Criticism
Although technology in the classroom does have many benefits, there are clear drawbacks as well. Limited access to sufficient quantities of a technology, lack of training, the extra time required for the implementations of technology, and the apprehension associated with assessing the effectiveness of technology in the classroom are just a few of the reasons that technology is often not used extensively in the classroom. To understand educational technology one must also understand theories in human behavior as behavior is affected by technology. Media Psychology is the study of media, technology and how and why individuals, groups and societies behave the way they do. The first Ph.D program with a concentration in media psychology was started in 2002 at Fielding Graduate University by Bernard Luskin. The Media Psychology division of APA, division 46 has a focus on media psychology. Media and the family is another emerging area affected by rapidly changing educational technology.
Read more about this topic: Educational Technology
Famous quotes containing the word criticism:
“I am opposed to writing about the private lives of living authors and psychoanalyzing them while they are alive.
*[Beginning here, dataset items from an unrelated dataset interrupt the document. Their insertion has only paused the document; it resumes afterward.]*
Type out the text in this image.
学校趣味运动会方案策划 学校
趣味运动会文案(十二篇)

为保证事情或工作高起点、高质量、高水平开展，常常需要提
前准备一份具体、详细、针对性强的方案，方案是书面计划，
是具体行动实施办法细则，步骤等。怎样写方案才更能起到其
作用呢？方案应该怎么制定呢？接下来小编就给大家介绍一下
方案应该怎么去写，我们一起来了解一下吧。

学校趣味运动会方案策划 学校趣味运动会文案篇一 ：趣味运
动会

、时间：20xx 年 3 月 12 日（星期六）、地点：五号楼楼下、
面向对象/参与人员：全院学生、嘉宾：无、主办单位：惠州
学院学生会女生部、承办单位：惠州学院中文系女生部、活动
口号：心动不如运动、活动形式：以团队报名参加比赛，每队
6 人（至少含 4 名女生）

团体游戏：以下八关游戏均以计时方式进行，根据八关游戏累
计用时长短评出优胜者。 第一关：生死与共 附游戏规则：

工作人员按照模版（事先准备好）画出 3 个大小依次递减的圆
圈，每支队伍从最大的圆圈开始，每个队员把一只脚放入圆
Criticism is getting all mixed up with a combination of the Junior F.B.I.- men, discards from Freud and Jung and a sort of Columnist peep- hole and missing laundry list school.... Every young English professor sees gold in them dirty sheets now. Imagine what they can do with the soiled sheets of four legal beds by the same writer and you can see why their tongues are slavering.”
—Ernest Hemingway (18991961)
“Like speaks to like only; labor to labor, philosophy to philosophy, criticism to criticism, poetry to poetry. Literature speaks how much still to the past, how little to the future, how much to the East, how little to the West.”
—Henry David Thoreau (18171862)
“To be just, that is to say, to justify its existence, criticism should be partial, passionate and political, that is to say, written from an exclusive point of view, but a point of view that opens up the widest horizons.”